When asked for his thoughts on phone hacking in that interview, Morgan stated that “not a lot” of hacking “went on” and “a lot of it was done by third parties, rather than the staff themselves.” He also stated that “That’s not to defend it, because obviously you were running the results of their work.”
Morgan has defended himself again against allegations of phone hacking despite the revelation of the 2009 tapes, the Daily Beast reported. On July 26 he reportedly told the Beast “There is no contradiction between my comments on Kirsty Young’s Desert Island Discs show and my unequivocal statements with regard to phone-hacking.”
“Millions of people heard these comments when I first made them in 2009 on one of the BBC’s longest-running radio shows, and none deduced that I was admitting to, or condoning illegal reporting activity. Kirsty asked me a fairly lengthy question about how I felt dealing with people operating at the sharp end of investigative journalism.
“My answer was not specific to any of the numerous examples she gave, but a general observation about tabloid newspaper reporters and private investigators. As I have said before, I have never hacked a phone, told anyone to hack a phone, nor to my knowledge published any story obtained from the hacking of a phone.”
Forbes’ Jeff Bercovici described the Guido Fawkes-released tapes as “nothing close to a smoking gun.”
Morgan tweeted a link to Zelo Street blog, which claimed that Guido Fawkes’ report has “no research, no result” and claimed the report “tried to smear Morgan based on inflating quotes from old interviews, hearsay about past stories, and even recycling items from Private Eye.”
Morgan tweeted in the morning of July 27 that he’ll “be making no further comment on this #Hackgate nonsense. But important for everyone to know exactly who these lying smearers are.” He also took a hit at his accusers, tweeting “I don’t mind being wrongly smeared with all this #Hackgate stuff, I’d just rather it wasn’t done by liars, druggie ex-bankrupts and conmen.”
UK Times Editor: Readers Axed Subscriptions Because of Phone Hacking
James Harding, editor of News International-owned The Times, reportedly disclosed that as a result of the past month’s revelations at News of the World, readers “canceled subscriptions to the Times and to the digital versions of the paper,” the Guardian reported.
Harding called News International’s “handling” of the scandal “catastrophic.”
Charities Didn’t Want News of the World $
The New York Times published an article by former News of the World defense editor Paul McNamara, who worked with News of the World until its closure mid-July, about the end of the newspaper.
As iMediaEthics has previously reported, News International announced that all profits from the the last edition of the newspaper would be donated to charity. However, McNamara explained that giving the money away wasn’t easy, as the money seemed tainted. The money amounted to “more than $4.5 million,” he wrote, but he “had to beg” charities to accept the money.

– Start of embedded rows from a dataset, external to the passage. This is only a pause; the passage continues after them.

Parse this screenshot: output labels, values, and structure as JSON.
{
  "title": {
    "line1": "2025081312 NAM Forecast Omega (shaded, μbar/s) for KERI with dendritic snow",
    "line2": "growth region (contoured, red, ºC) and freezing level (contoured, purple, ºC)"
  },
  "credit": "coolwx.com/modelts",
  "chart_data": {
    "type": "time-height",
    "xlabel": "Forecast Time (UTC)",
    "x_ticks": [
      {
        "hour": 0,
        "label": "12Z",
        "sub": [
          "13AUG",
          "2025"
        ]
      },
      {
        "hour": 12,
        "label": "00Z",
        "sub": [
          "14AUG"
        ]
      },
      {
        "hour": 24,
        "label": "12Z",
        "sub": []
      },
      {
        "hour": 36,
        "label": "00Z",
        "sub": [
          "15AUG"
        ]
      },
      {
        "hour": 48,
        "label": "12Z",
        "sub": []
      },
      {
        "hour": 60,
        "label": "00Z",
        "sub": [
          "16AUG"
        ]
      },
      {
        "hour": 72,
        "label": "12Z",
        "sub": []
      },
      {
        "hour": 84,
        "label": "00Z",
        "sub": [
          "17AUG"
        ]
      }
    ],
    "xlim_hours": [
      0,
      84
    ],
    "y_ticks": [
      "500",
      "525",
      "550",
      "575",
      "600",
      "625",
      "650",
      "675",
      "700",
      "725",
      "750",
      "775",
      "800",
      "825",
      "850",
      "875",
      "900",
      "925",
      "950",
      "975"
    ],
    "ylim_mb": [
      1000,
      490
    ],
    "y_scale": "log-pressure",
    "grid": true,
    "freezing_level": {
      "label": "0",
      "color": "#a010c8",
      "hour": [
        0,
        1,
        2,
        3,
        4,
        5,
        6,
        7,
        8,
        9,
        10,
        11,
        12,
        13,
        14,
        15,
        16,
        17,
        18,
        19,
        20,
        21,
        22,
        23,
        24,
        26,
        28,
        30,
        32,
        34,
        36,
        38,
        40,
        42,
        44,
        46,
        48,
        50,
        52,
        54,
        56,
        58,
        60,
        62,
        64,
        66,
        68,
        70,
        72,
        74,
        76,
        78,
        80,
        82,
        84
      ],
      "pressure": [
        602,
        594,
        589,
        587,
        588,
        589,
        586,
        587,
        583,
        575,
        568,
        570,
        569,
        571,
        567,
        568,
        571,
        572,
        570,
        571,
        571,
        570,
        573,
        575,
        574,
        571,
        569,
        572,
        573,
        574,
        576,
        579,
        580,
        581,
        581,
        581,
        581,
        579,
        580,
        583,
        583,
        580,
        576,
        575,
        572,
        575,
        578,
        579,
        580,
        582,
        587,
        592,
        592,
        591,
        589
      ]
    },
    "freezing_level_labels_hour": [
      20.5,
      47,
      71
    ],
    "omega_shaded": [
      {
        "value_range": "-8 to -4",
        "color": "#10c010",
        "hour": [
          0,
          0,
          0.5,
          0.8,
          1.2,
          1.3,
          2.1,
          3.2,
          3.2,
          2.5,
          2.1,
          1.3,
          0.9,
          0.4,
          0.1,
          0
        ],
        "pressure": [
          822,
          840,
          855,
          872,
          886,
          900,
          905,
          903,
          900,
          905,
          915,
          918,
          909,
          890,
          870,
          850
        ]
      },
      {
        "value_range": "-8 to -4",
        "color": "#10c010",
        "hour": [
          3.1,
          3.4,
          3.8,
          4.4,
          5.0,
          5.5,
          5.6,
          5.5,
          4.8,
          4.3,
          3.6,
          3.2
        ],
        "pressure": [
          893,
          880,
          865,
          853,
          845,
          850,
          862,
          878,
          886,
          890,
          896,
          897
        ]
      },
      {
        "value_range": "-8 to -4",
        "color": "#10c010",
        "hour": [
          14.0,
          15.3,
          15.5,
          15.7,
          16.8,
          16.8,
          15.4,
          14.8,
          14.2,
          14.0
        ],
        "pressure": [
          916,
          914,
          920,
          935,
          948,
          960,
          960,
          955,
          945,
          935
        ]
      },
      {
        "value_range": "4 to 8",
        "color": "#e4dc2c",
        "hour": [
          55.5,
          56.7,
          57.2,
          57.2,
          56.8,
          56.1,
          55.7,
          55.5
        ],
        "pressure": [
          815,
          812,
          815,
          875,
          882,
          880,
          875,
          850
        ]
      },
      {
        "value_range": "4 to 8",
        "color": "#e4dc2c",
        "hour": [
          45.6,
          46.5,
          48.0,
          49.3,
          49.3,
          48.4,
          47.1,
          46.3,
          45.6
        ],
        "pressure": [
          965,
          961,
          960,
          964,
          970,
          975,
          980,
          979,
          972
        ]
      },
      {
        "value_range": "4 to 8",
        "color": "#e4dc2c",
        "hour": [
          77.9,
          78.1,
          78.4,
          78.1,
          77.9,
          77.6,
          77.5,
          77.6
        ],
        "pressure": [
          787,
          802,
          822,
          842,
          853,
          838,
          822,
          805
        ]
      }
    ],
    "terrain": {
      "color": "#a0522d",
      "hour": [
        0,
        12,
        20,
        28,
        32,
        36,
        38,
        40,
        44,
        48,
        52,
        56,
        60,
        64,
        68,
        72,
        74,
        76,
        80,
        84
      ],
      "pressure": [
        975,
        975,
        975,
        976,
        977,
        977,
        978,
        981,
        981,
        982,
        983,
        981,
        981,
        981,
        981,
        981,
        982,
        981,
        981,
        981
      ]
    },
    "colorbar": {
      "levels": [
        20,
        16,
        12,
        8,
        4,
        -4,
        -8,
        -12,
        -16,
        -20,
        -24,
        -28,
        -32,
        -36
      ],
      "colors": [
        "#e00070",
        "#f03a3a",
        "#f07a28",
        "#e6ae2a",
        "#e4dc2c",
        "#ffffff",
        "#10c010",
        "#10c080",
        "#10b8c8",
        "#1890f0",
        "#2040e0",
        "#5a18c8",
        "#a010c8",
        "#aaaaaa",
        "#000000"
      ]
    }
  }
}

“All the charities said something along the lines of: ‘Paul, we’re grateful for everything you have helped us with over the past two years, but we can’t. There are family members of dead servicemen on our board, and they will not accept News of the World’s money.’ It took me from 4 p.m. Friday to just about 4 p.m. Saturday — nearly 50 phone calls in all — to find three charities that were happy to accept more than $1.5 million each from us; I hope it serves them well.”